Cameron Mackintosh & Herbert Kretzmer Talk LES MIS Origins

Story by Pat Cerosaro

Super-producer Cameron Mackintosh and noted lyricist Herbert Kretzmer open up about the impetus, development, shaping, refining, rehearsing and finalizing of the script and score for the international mega-hit mega-musical LES MISERABLES in a new interview with the Guardian UK.

Among the many fascinating details discussed, Mackintosh recalls that the original version of the epic musical in its early form originally began with Fantine’s factory scene and ended with the barricade scene, among myriad other major differences between what was first seen and heard in Paris in 1980, what Mackintosh envisioned for the piece and the final show as it now stands – to say nothing of the subsequent smash movie musical adaptation, which is in theaters now.

Mackintosh states: “The original concept lacked tension: it began at the factory gates and ended at the barricades, and most of act two concentrated on the love between Cosette and Marius. I tracked down the French creators, Alain Boublil and Claude-Michel Schönberg in Paris; they were surprised I wanted to collaborate with them, rather than taking the rights and reinventing it. Boublil told me that it was while watching the Artful Dodger in my 1978 production of Oliver! that the character of the street urchin Gavroche had come into his head; all the other characters then fell into place. So I was, in a way, godfather to LES MIS.”

In employing Sunday Times drama critic James Fenton into the mix of the creative team – joining Claude-Michel Schonberg and Alain Boublil – Mackintosh humorously recalls, “l asked the librettist, James Fenton, then drama critic of the Sunday Times, if he would be interested in writing the lyrics. He was just off on a three-month trip with his friend, the travel writer Redmond O’Hanlon, seeking headhunters in Borneo; LES MISERABLES must be the first musical begun in a canoe surrounded by crocodiles. Every time he finished a chapter of [Victor] Hugo’s novel, he’d throw it to the crocs to save lugging it through the jungle.”

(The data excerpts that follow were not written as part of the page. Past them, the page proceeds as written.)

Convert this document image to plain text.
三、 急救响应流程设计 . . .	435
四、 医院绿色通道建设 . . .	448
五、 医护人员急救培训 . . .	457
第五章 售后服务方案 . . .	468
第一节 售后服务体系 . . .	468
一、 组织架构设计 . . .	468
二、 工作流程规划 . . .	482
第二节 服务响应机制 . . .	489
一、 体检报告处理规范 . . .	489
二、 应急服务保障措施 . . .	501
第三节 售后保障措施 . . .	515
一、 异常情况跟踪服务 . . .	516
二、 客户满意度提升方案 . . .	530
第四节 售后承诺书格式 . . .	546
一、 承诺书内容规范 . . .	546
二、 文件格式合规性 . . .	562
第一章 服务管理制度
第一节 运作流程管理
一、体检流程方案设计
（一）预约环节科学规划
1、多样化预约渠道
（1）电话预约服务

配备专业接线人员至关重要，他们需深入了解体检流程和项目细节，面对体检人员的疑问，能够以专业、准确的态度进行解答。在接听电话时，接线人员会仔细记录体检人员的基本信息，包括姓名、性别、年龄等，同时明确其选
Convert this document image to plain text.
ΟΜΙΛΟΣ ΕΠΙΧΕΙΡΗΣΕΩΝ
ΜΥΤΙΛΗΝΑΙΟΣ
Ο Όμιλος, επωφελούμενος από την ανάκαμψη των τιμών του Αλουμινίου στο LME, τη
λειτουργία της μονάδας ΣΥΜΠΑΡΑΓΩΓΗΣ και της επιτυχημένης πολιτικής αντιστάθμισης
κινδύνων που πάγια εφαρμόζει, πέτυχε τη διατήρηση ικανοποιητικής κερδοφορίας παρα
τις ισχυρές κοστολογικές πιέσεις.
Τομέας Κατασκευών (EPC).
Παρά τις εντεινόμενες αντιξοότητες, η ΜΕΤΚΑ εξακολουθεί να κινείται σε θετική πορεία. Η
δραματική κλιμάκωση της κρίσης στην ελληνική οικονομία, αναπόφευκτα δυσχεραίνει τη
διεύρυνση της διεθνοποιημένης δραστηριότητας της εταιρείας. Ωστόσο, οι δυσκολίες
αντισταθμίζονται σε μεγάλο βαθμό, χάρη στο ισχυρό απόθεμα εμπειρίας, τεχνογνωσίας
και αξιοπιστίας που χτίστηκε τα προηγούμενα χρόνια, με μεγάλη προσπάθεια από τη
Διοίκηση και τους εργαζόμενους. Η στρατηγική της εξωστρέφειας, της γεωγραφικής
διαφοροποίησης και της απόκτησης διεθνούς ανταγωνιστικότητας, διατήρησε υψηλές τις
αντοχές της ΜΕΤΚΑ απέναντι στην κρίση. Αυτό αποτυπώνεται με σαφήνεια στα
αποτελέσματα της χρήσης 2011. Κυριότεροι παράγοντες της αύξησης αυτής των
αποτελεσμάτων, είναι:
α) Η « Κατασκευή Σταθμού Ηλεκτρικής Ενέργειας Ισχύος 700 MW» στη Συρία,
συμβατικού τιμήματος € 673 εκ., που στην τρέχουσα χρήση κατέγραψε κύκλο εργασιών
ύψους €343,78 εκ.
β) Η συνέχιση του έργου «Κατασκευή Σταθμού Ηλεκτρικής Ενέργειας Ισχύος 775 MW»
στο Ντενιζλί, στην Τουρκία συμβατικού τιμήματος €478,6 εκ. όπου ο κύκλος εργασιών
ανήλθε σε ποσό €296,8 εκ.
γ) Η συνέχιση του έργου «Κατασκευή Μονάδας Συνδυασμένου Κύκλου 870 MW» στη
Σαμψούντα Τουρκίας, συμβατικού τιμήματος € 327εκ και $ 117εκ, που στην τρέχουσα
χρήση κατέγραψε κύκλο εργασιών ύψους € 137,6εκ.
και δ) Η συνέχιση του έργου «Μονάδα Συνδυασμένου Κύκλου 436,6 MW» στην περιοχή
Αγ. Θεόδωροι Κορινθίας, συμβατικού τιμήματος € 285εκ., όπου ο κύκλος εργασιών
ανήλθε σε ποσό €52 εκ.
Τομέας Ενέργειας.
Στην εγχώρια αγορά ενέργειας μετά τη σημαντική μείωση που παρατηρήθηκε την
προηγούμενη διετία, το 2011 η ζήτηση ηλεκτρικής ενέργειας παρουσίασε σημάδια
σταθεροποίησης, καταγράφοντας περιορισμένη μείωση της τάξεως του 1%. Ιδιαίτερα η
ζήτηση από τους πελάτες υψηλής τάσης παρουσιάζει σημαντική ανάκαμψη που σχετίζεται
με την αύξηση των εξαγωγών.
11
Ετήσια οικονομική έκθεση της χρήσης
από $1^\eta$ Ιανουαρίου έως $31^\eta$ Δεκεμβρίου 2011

Mackintosh says of the development of the script and score in rehearsals at the Barbican Theatre: “We went into rehearsal with what we thought was the finished script, but stuff kept being added or edited out. Several songs were suggested by the cast to help develop their characters: ‘Stars’ was written because Roger Allam pointed out that his character, Javert, needed to express why he was so driven. ‘On My Own’ was originally called ‘L’Air de la Misère’ and sung by Fantine; but the words didn’t translate, and we didn’t want Fantine singing two ballads back-to-back before expiring – so we rewrote it and gave it to Eponine.”

Herbert Kretzmer also adds some insight insofar as his collaboration with Fenton on honing the structure and English lyrics for the vastly rewritten LES MISERABLES 2.0, following its previous Paris version from five years earlier: “The two directors, Trevor [Nunn] and John [Caird], pressed me hard to collaborate with Fenton, but I knew I only had five months before rehearsals started: I told them that he who travels fastest travels alone Fenton’s contribution remains in the architecture of the whole show. He discerned, for instance, the need for the young student Marius to express survivor guilt over the death of his friends; and I came up with the song ‘Empty Chairs and Empty Tables’.”

In creating the momentous Act II prayer “Bring Him Home”, Kretzmer was at a loss – at first.

He remembers: “I consider myself an atheist – but you don’t have to believe in what you’re writing, so long as you believe with every sinew that your characters believe it: the theology in the lyrics was written with the utmost sincerity. There was one dark cloud that dogged me, though: the song sung by Valjean to the sleeping Marius at the barricades. We code-named this ‘Night Thoughts’ to reflect the resentment, anger and jealousy that Valjean would feel as he contemplated this usurper. Yet the music I was given was ridiculously at odds – a stately, hymn-like progression of three ascending notes. The directors came round to discuss it and, as they left at 2am, Caird said, ‘Sounds like a prayer to me.’ The minute he said that, every door seemed to fly open. I was freed from delving into the murkier corners of Valjean’s mind and could instead give his blessing to a young couple in love. I stood for the rest of that night in my study and by 5am, ‘Bring Him Home’ was written – 17 days before the show opened.”

For the full Guardian UK article click here.

How far LES MISERABLES has come – and, with today’s announcement of a 2014 Broadway revival (it is still running in the West End as the longest-running musical there), how far it still can go!